Corría el
año 1936 y yo era nueva en la ciudad. Al principio me gustaba pasear por las
calles para verlo todo y encontrar sitios nuevos en los que profundizar al día
siguiente; pero poco a poco aprendí a entrar siempre sobre la misma hora al
mismo bar y sentarme en la misma mesa del fondo en la que apenas llegaba la
luz.
Tomaba siempre
el mismo Martini seco que me terminaba en 19 minutos y 8 segundos y siempre
escuchaba las mismas canciones (bueno, el mismo tipo de música, que por aquel
entonces aún me sonaba a ruido sin sentido).
En 1939 ya
me sabía todas las melodías de memoria (de vez en cuando las repetían, pues el
músico era el mismo de siempre); pero, por contra, olvidé lo que costaba el
cóctel porque ya no lo pagaba yo, sino él.
Aún en 1939
y antes de dejar de pagar la bebida, me empecé a fijar en sus manos. En cómo le
daba vueltas a su copa y en cómo jugaba con sus dedos sobre el filo del vaso de
cristal. Siempre se tomaba un whisky antes de salir a tocar y siempre cantaba
sobre la sensualidad del alcohol (que era mujer).
Cantaba con
una voz entre dulce y amarga, llena de placer y dolor al mismo tiempo. Tenía
una de esas voces que te ponen la piel de gallina y te hacen morderte el labio
inferior mientras acercas inconscientemente tus manos hacia tus muslos. Incluso
cuando no me susurraba al oído, incluso cuando el público no era solo yo.
Tenía unos
dedos de pianista con los que sabía perfectamente qué teclas de mi cuerpo tocar
para componer una bonita melodía que sonara por todo el vecindario sin que
nadie tuviera el valor de quejarse. De lo bien que tocaba. De lo bien que me tocaba.
También
tocaba la guitarra. Y la batería. Y el bajo. Y el sexo lo hacía tan bien que me
consideraba su instrumento favorito. De lo mucho que me tocaba y me componía.

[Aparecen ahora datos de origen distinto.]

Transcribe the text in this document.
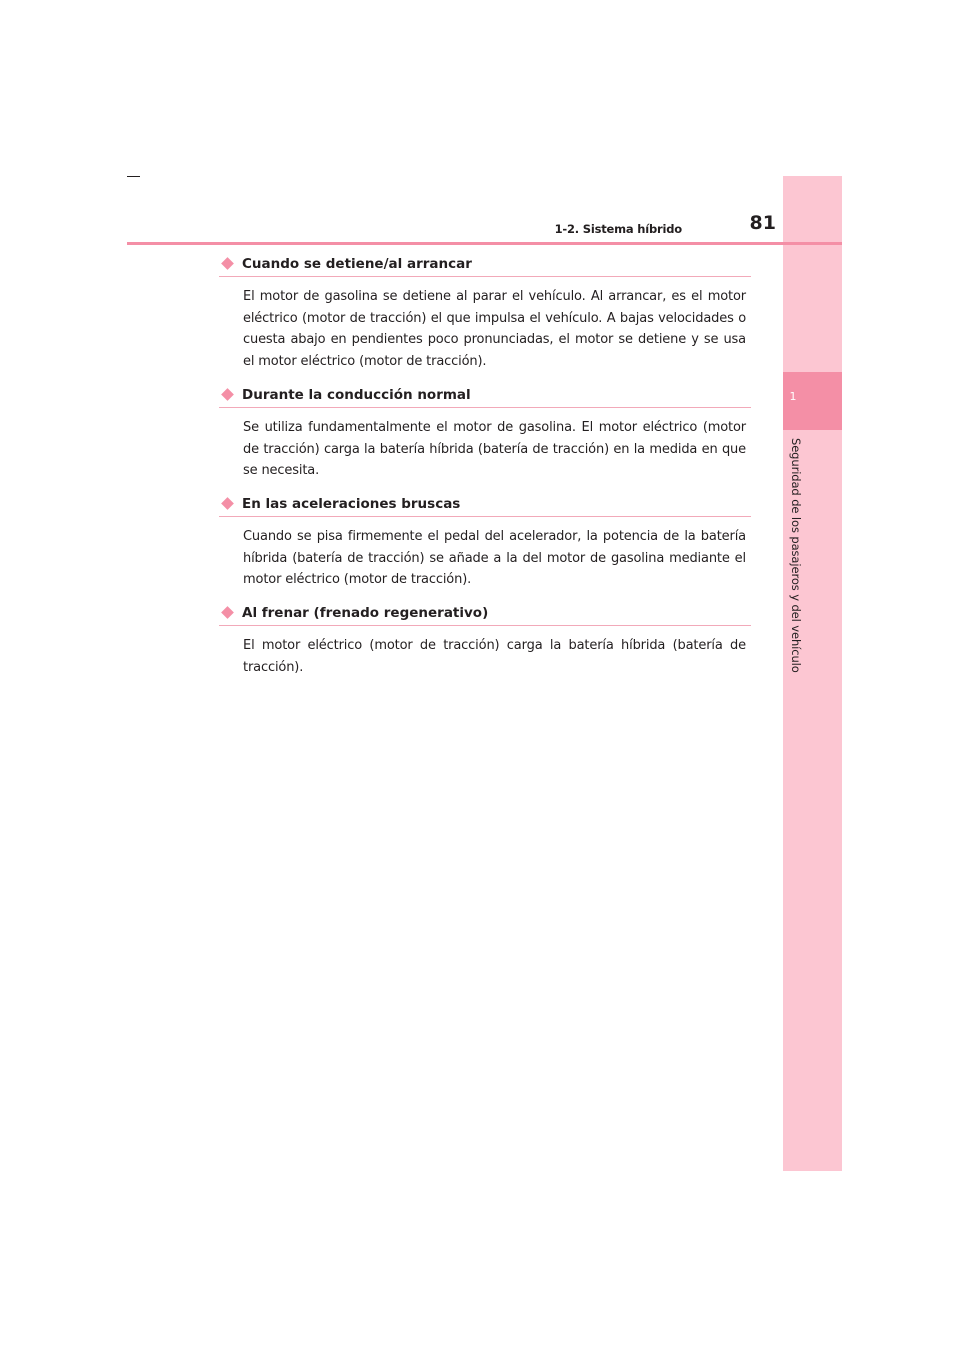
1
Seguridad de los pasajeros y del vehículo
1-2. Sistema híbrido	81
Cuando se detiene/al arrancar
El motor de gasolina se detiene al parar el vehículo. Al arrancar, es el motor eléctrico (motor de tracción) el que impulsa el vehículo. A bajas velocidades o cuesta abajo en pendientes poco pronunciadas, el motor se detiene y se usa el motor eléctrico (motor de tracción).
Durante la conducción normal
Se utiliza fundamentalmente el motor de gasolina. El motor eléctrico (motor de tracción) carga la batería híbrida (batería de tracción) en la medida en que se necesita.
En las aceleraciones bruscas
Cuando se pisa firmemente el pedal del acelerador, la potencia de la batería híbrida (batería de tracción) se añade a la del motor de gasolina mediante el motor eléctrico (motor de tracción).
Al frenar (frenado regenerativo)
El motor eléctrico (motor de tracción) carga la batería híbrida (batería de tracción).
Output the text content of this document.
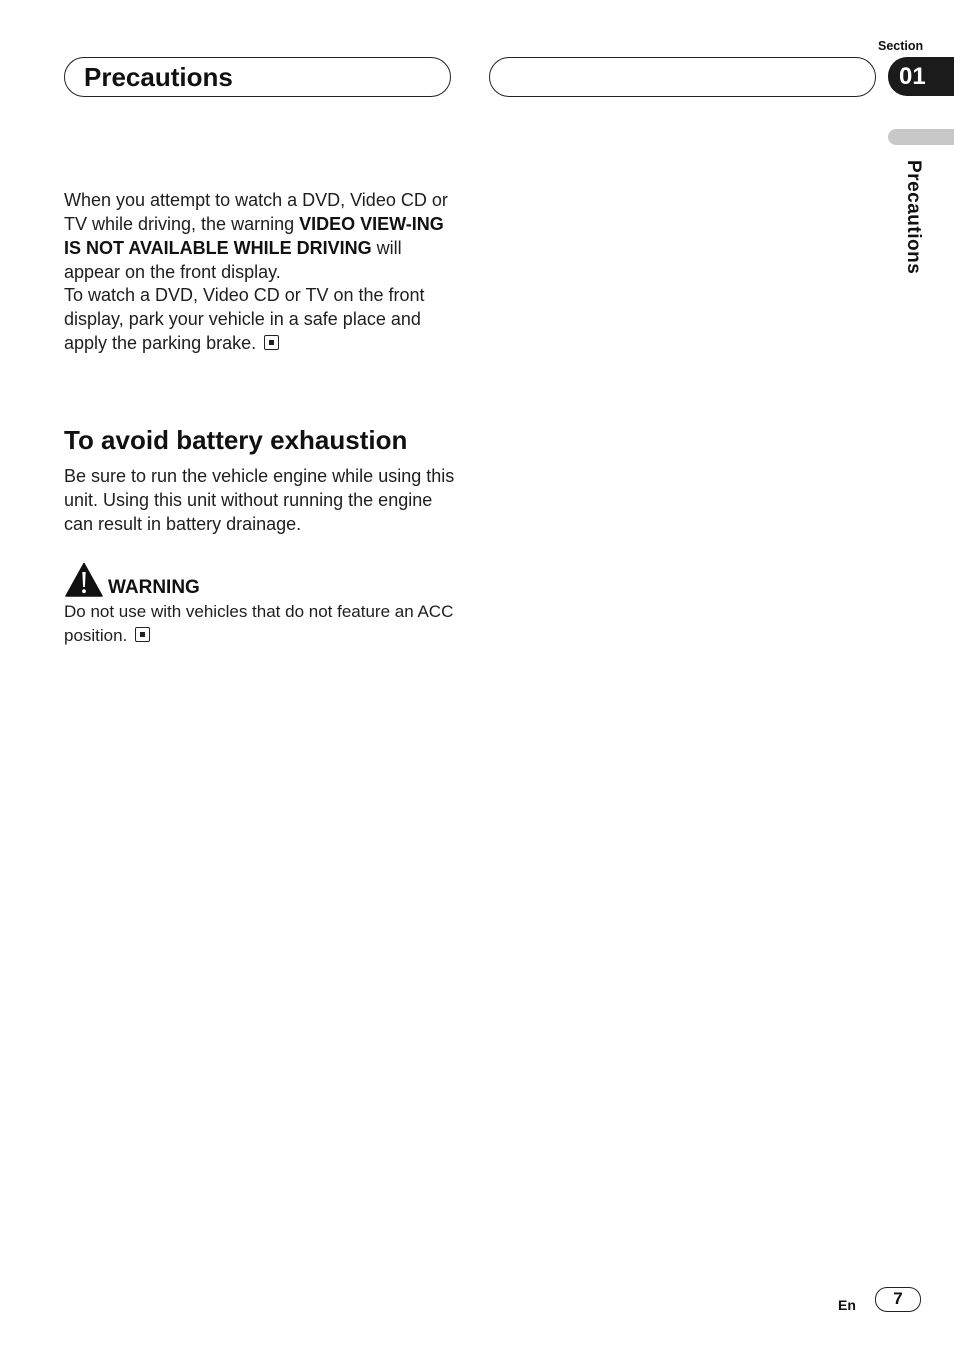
Precautions
Section
01
Precautions

When you attempt to watch a DVD, Video CD or TV while driving, the warning VIDEO VIEW-ING IS NOT AVAILABLE WHILE DRIVING will appear on the front display.

To watch a DVD, Video CD or TV on the front display, park your vehicle in a safe place and apply the parking brake.

To avoid battery exhaustion

Be sure to run the vehicle engine while using this unit. Using this unit without running the engine can result in battery drainage.

WARNING
Do not use with vehicles that do not feature an ACC position.
En	7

Porque además componía, no se lo daban todo hecho. Él tenía que esforzarse
mucho por agradar a un público cada vez más difícil y a una mujer cada vez más
inquisidora, y ninguno le daba otra pista que no fuera la de gritar de euforia
o resoplar de resignación (el público nunca resopló de resignación).
Cada vez
bebía menos y tocaba más. Ya no era su instrumento favorito, aquel que tocaba
por puro placer. Ahora era su copa de whisky, aquella que tocaba justo antes de
salir al escenario del mismo sombrío y ajado bar; esa copa de whisky con la que
jugueteaba mucho y casi sin mirarla, inconscientemente; esa copa de whisky que
se bebía de un solo trago y sin saborearla.
Las
canciones ya no hablaban de la sensualidad del alcohol (que era mujer), sino de
la de una mujer, de su mujer, de mí (que era alcohol). Su voz ya no me
ponía los pelos de punta, sino que me desgarraba por dentro. Su voz tenía ahora
el don de transmitir la amargura, pero se quedaba para sí el placer.
El Martini
cada vez era más dulce y la mesa en la que me sentaba cada vez estaba más
iluminada. Al principio me gustaba la novedad y tener que acostumbrarme otra
vez a algo, como cuando era nueva en la ciudad y me gustaba pasear por las
calles para verlo todo y encontrar sitios nuevos en los que profundizar al día
siguiente; pero poco a poco aprendí a echar de menos la costumbre y monotonía
de entrar siempre sobre la misma hora al mismo bar y sentarme en la misma mesa
del fondo en la que apenas llegaba la luz.